La Commission européenne a mis un terme à son enquête pour abus de position dominante visant Corning, le fabricant américain des verres renforcés qui équipent la majorité des smartphones. Pour éviter une lourde sanction, l'entreprise a pris des engagements contraignants afin de garantir une concurrence plus juste. Une décision qui a une conséquence de taille : les contrats spécifiques liant Corning à Apple ne sont absolument pas concernés, laissant le champ libre aux deux partenaires.

Un quasi-monopole dans le viseur de l'Europe

L'enquête de Bruxelles, ouverte en novembre dernier, ciblait les pratiques commerciales de Corning. Le régulateur soupçonnait le groupe d'abuser de sa position dominante en imposant des clauses d'exclusivité à ses clients, qu'il s'agisse des constructeurs de smartphones (les Original Equipment Manufacturer ou OEM, c'est-à-dire les fabricants d'équipement d'origine) ou des entreprises de finition du verre. Ces contrats verrouillaient le marché et empêchaient les concurrents du célèbre Gorilla Glass de se faire une place, restreignant le choix et potentiellement faisant grimper les prix pour le consommateur final.

Corning Gorilla Glass

Des engagements stricts pour éviter l'amende

Plutôt que d'infliger une amende, la Commission a rendu juridiquement contraignants les engagements proposés par Corning pour une durée de neuf ans. En cas de manquement, l'entreprise risque une sanction pouvant atteindre 10 % de son chiffre d'affaires mondial. Voici les principales mesures acceptées :

  • Suppression de toutes les clauses d'exclusivité dans les contrats actuels et futurs.
  • Interdiction d'exiger des clients qu'ils achètent une quantité minimale de verre ou qu'ils se fournissent à plus de 50 % auprès de Corning.
  • Les remises ne pourront plus être conditionnées à un volume d'achat minimal.
  • En cas de litige sur ses brevets, Corning s'engage à n'agir que sur la base d'une contrefaçon, et non d'une rupture de contrat.

Ces engagements visent à rétablir une concurrence saine sur le marché.

Corning Gorilla Glass 5

L'exception Apple, le grand gagnant de l'accord

Le point le plus marquant de cette décision est sans doute la mise à l'écart totale d'Apple.
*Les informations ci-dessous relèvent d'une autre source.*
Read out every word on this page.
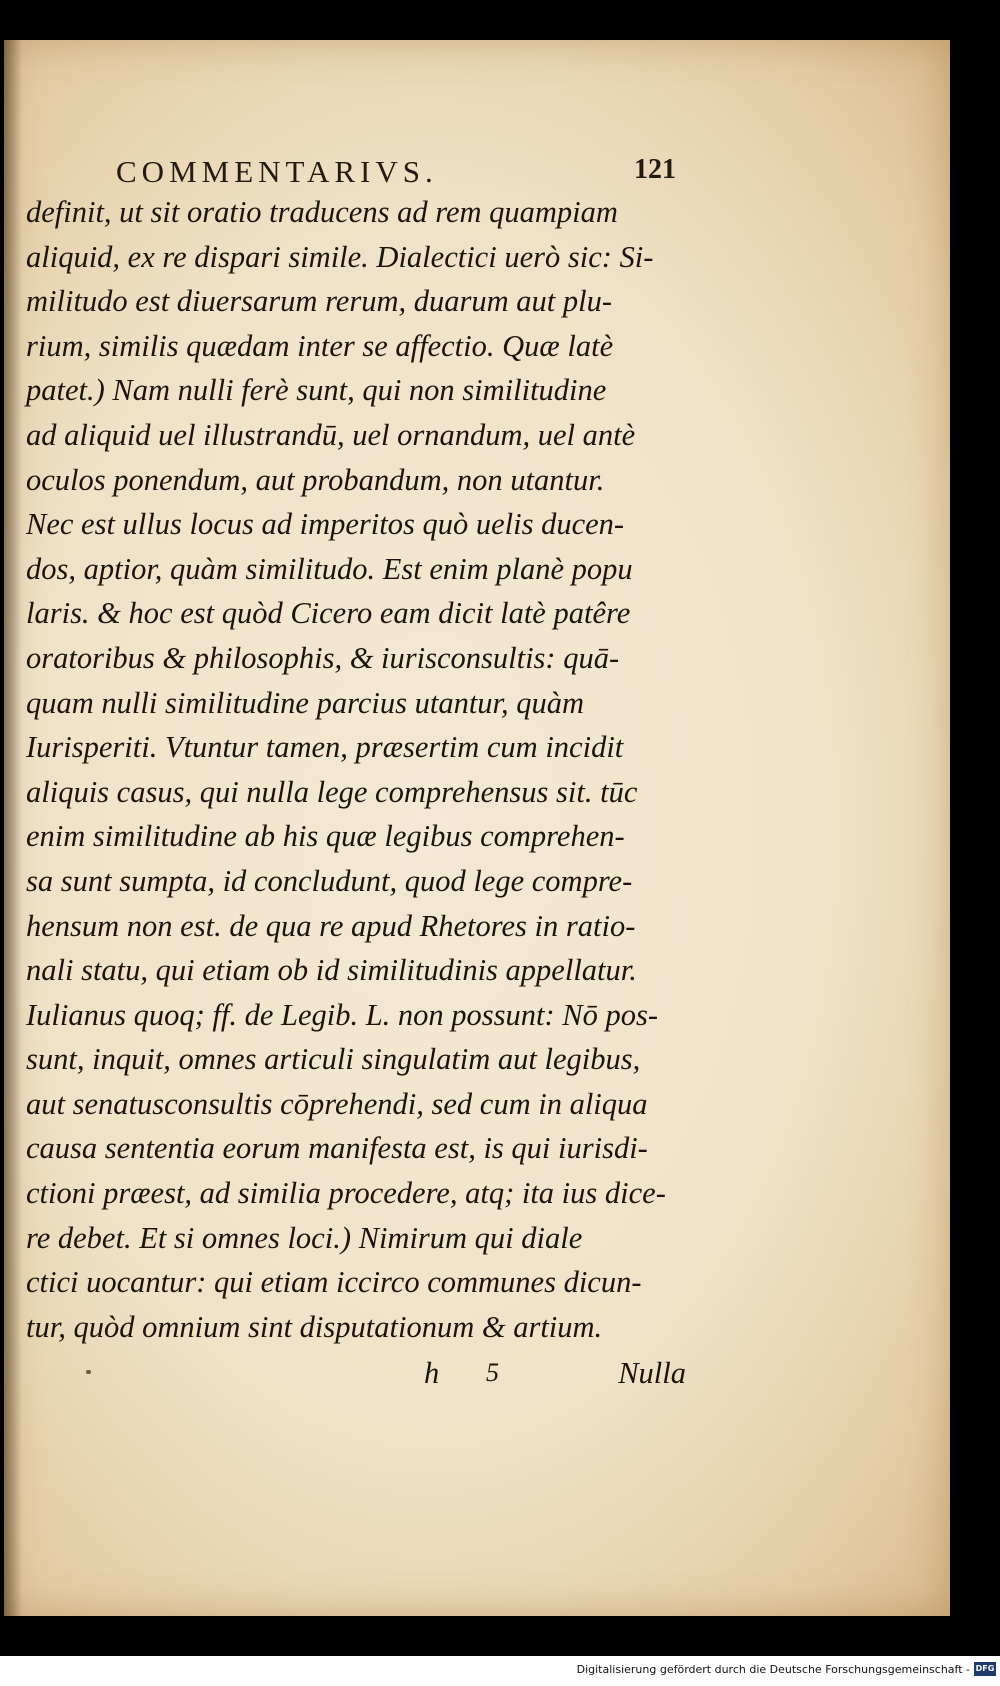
COMMENTARIVS.	121
definit, ut sit oratio traducens ad rem quampiam
aliquid, ex re dispari simile. Dialectici uerò sic: Si-
militudo est diuersarum rerum, duarum aut plu-
rium, similis quædam inter se affectio. Quæ latè
patet.) Nam nulli ferè sunt, qui non similitudine
ad aliquid uel illustrandū, uel ornandum, uel antè
oculos ponendum, aut probandum, non utantur.
Nec est ullus locus ad imperitos quò uelis ducen-
dos, aptior, quàm similitudo. Est enim planè popu
laris. & hoc est quòd Cicero eam dicit latè patêre
oratoribus & philosophis, & iurisconsultis: quā-
quam nulli similitudine parcius utantur, quàm
Iurisperiti. Vtuntur tamen, præsertim cum incidit
aliquis casus, qui nulla lege comprehensus sit. tūc
enim similitudine ab his quæ legibus comprehen-
sa sunt sumpta, id concludunt, quod lege compre-
hensum non est. de qua re apud Rhetores in ratio-
nali statu, qui etiam ob id similitudinis appellatur.
Iulianus quoq; ff. de Legib. L. non possunt: Nō pos-
sunt, inquit, omnes articuli singulatim aut legibus,
aut senatusconsultis cōprehendi, sed cum in aliqua
causa sententia eorum manifesta est, is qui iurisdi-
ctioni præest, ad similia procedere, atq; ita ius dice-
re debet. Et si omnes loci.) Nimirum qui diale
ctici uocantur: qui etiam iccirco communes dicun-
tur, quòd omnium sint disputationum & artium.
h 5	Nulla
Digitalisierung gefördert durch die Deutsche Forschungsgemeinschaft - DFG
La Commission européenne a estimé que les produits développés spécifiquement par Corning pour la firme de Cupertino, comme le fameux Ceramic Shield des iPhone, ne faisaient pas partie du "marché pertinent" examiné. La raison ? Bruxelles considère que ces verres ont des « compositions spéciales et sont exclusivement utilisés par Apple ». Par conséquent, les accords qui lient les deux géants américains ne sont pas affectés par ces nouvelles règles.

Cette issue dessine un paysage contrasté. D'un côté, la plupart des fabricants de smartphones, notamment ceux sous Android, bénéficieront de plus de flexibilité pour choisir leurs fournisseurs de verre. Comme l'affirme la commissaire à la Concurrence, Teresa Ribera, cela « ouvre le marché et garantit que les consommateurs bénéficient de prix bas et de verre de protection de haute qualité ». De l'autre côté, la relation stratégique et exclusive entre Corning et Apple est non seulement préservée mais aussi validée par le régulateur européen, créant une sorte de marché à deux vitesses pour ce composant essentiel de nos appareils.